Sarah Pfohl

Phlox, Foliage on Bank, 2016
archival inkjet print; 6.75 x 10 in image printed on 11 x 14 in. paper

I work in teacher education in Mount Pleasant, Michigan, where an American Indian Boarding School operated from 1893 to 1934. Designed and funded by the U.S. government, American Indian Boarding Schools worked to systematically eradicate Native American culture from the United States. At the boarding schools imperialists executed cultural genocide and forced assimilation through the seemingly benevolent, unobjectionable vehicle of schooling. This deceit and its implications calls teachers to carefully consider the nature of the relations they cultivate in their teaching contexts and to interrogate the alignment across their words, actions, and values.

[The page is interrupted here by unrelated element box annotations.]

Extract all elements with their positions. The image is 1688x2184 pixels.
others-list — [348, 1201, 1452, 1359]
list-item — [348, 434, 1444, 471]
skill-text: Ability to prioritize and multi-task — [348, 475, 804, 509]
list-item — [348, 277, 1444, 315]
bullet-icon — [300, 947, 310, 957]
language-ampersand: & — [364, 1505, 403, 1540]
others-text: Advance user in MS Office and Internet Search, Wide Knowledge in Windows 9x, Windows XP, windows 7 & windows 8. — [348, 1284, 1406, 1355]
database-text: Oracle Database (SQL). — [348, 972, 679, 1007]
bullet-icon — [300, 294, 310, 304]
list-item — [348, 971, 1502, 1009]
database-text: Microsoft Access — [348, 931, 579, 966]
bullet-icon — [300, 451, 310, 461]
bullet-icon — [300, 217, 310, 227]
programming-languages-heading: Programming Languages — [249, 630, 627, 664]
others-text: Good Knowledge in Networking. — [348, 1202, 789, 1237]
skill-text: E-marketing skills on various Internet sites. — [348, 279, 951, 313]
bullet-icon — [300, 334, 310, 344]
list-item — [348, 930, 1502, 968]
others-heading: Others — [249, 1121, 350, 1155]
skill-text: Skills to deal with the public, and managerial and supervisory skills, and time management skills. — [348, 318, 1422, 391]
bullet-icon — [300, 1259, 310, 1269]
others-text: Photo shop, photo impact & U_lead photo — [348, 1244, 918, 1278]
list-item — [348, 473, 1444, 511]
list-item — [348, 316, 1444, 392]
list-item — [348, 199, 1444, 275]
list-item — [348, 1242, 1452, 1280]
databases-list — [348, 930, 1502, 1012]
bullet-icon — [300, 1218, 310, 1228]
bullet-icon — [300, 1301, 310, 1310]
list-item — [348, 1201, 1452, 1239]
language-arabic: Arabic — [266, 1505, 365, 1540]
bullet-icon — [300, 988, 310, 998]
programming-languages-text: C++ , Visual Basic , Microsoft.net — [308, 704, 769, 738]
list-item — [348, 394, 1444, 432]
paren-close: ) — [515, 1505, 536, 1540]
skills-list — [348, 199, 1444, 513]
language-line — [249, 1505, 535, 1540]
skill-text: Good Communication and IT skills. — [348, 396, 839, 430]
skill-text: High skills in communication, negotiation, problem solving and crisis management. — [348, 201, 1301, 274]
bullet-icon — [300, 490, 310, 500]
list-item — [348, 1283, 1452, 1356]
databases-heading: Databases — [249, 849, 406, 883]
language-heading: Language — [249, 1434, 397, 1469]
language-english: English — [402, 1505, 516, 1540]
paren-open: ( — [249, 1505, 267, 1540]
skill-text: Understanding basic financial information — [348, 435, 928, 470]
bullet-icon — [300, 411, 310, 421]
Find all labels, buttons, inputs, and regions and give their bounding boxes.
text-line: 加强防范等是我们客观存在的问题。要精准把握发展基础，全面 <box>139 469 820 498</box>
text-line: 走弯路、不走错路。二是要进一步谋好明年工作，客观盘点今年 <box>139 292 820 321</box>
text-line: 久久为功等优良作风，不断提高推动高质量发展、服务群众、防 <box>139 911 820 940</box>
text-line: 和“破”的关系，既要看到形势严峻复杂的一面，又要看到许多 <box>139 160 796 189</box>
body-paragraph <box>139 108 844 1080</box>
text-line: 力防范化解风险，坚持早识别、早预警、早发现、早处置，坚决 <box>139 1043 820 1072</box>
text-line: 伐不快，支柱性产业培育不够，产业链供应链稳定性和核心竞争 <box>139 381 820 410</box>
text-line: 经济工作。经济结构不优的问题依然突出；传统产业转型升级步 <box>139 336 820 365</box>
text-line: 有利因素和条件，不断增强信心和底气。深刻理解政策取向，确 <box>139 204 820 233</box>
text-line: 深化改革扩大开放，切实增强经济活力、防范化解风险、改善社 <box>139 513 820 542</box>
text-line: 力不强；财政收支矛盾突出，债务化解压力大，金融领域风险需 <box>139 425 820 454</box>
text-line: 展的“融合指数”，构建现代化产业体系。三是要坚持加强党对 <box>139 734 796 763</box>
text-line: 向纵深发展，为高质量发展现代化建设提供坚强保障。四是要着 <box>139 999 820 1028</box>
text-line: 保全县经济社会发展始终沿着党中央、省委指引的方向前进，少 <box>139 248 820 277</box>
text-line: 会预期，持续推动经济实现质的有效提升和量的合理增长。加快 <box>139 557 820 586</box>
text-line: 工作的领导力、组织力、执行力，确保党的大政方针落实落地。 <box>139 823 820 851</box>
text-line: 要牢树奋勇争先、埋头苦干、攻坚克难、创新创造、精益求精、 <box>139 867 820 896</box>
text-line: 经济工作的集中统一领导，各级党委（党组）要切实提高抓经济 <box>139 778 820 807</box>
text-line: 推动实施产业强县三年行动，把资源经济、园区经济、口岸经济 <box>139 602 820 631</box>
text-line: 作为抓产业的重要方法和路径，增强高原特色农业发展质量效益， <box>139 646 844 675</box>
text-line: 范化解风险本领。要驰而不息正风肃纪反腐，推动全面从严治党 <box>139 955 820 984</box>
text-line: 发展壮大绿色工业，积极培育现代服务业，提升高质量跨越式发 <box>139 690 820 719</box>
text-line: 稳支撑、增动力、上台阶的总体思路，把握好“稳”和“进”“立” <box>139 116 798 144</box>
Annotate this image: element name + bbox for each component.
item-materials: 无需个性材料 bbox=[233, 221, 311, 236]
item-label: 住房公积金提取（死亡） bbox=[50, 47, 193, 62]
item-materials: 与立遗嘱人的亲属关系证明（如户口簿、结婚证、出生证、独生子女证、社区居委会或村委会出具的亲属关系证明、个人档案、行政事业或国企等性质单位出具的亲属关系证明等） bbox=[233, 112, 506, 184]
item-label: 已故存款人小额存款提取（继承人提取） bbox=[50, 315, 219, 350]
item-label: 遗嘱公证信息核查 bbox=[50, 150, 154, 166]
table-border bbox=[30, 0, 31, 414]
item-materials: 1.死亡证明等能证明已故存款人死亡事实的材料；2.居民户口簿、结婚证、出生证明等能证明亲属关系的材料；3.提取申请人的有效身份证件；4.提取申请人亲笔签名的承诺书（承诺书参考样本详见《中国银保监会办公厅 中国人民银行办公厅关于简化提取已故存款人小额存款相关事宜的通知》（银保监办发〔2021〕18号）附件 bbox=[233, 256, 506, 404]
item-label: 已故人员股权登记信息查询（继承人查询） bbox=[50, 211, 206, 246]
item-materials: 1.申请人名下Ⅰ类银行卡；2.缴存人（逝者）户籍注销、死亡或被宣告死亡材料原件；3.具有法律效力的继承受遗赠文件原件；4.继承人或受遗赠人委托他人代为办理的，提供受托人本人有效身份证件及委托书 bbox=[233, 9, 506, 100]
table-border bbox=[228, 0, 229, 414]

The images in this project operate as models of more equitable approaches to teaching. They foreground complexity and intricacy over direct clarity, they mash up or wipe out the anticipated singular focal point, they ask the viewer to look at and take seriously what may appear to be nothing, odd, or wonky.

I made these photographs in the public parks and forests around the site of the American Indian Boarding School in Mount Pleasant. Access to the school site is closed and the public spaces within which I photographed are the closest one can get to the school site without trespass. Drawn from a history of oppression in the name of education, I wanted the images to speak toward hope and consciousness and to embody pathways beyond the history of violence rooted in the locations of their making.